By contrast, officials at some companies doubt that charitable giving can have a direct impact on the bottom line. Marcia Argyris, president of McKesson’s corporate foundation, says she “would be naive” to conclude that corporate donations improve earnings.
McKesson, which distributes bottled water, medicine, and health-care products primarily to hospitals and pharmacies, gave $3-million in cash donations last year — among the smallest quantities reported in the Chronicle survey.
“I’d like to think that customers make decisions because we give to charity,” says Ms. Argyris. “It certainly doesn’t hurt, but the reality is customers are making decisions based on quality and price.”
The reason McKesson gives at all, she says, is its 13,700 employees. “Giving helps build employees’ loyalty and helps make it a great place to work for all of us,” she says.
U S West, a telecommunications company, says philanthropy has little influence on the company’s business — at least for now.
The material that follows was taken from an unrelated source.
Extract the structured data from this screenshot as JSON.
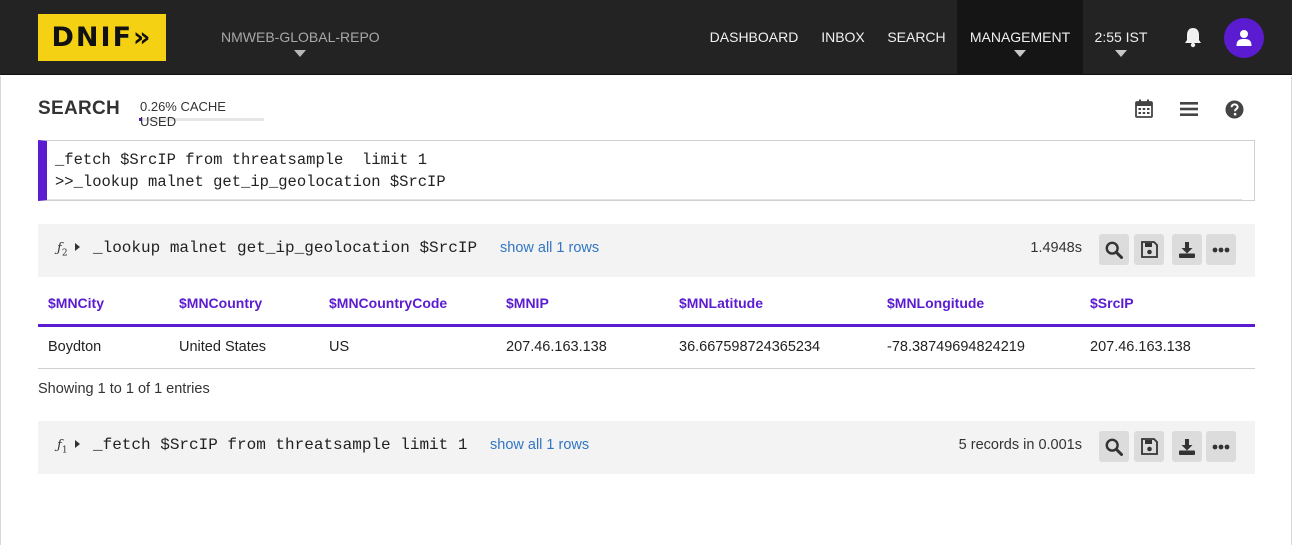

Laurence J. Nash, director of administration for U S West Foundation — which plans to donate $24-million this year — says surveys of customers have never found a tie between the company’s philanthropy and its sales of phone services. But, he adds, that may be because U S West faces little competition from other phone companies for customers.
“If we were in a competitive arena — and we are moving into one — we hope that the community involvement would have an impact,” Mr. Nash says, noting that the federal government has deregulated the telecommunications industry to allow for more competition.
In any case, the influence of philanthropy on profits can be difficult to measure, Mr. Nash and most of the other corporate-giving officials say.
“ ‘Does philanthropy affect financial success?’ is such a hard question to answer,” says David Ford, president of Lucent Technologies Foundation, which began making grants last year for Lucent Technologies, the electronics business that spun off from AT&T Corporation.
Mr. Ford, who ranked philanthropy a 5, spent the past decade as president of the Chase Manhattan Bank Foundation. He says that more and more companies are altering their philanthropy to make it more relevant to business goals. Still, he adds: “Saying that the act of giving money away is of primary importance in terms of making the sale, it’s hard to make that case.”
Lucent will give away $20-million this year — 20 per cent more than last year.
It will give that much, says Mr. Ford, for a less tangible reason than money: Lucent, he says, “wants the reputation of the company to reflect good works.”